Okay, the last two posts were about assets, and now I’d like to give a brief introduction to depreciation. As you may know the accruals concept (also known as the matching concept) sets out how revenues and expenditures should be matched against each other – when cash is paid/received is nots relevant. When a business buys a non-current asset, the accruals concept kicks-in. The asset itself is typically used by the business for several years, and thus generates revenue. So applying the accruals/matching concept, the cost of an asset needs to be matched against revenue over several years. How do we do this? Well, we depreciate the asset. This means the cost of the asset is spread over several years.

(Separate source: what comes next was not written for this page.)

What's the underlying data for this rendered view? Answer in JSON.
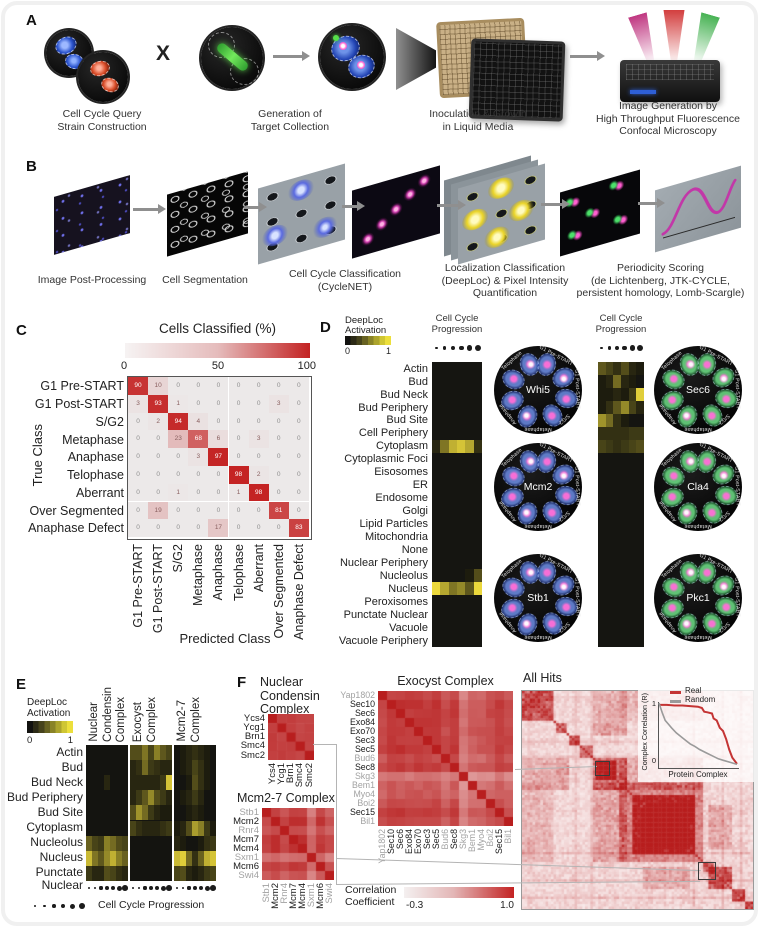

This raise two questions 1) how much per year and 2) over how many years? This is where certain assumptions are made. First, an estimated useful life of an asset is determined, for example from previous experience of a similar asset. Second, then business will attempt to assume whether the assets contributes to revenue earned equally over time, or more in earlier years for example. In the former case, the business might use what is termed the straight-line method – which charges an equal amount each year. For example, is an asset cost €10,000 and it’s useful life is 5 years, then the depreciation expense in the income statement each year is €2,000. On the statement of financial position, the asset value falls by €2,000 each year. If an asset is assumed to earn more revenue in earlier years, for example a motor van or truck, then the reducing balance method can be used. This method charges more depreciation in the earlier years. For example, if we assume an asset costs €10,000 and is depreciated at 10% reducing balance, here is what will happen:
Year 1 (1,000) x 10%
Year 2 (900) x 10%
and so on…
Thus, using the reducing balance method, the asset will still have a value in the accounts for many years, but the depreciation charge will be smaller each year. If you think about the total costs of owning a car/van/truck, the repairs tend to get higher as it gets older, so the reducing balance method reflect this too.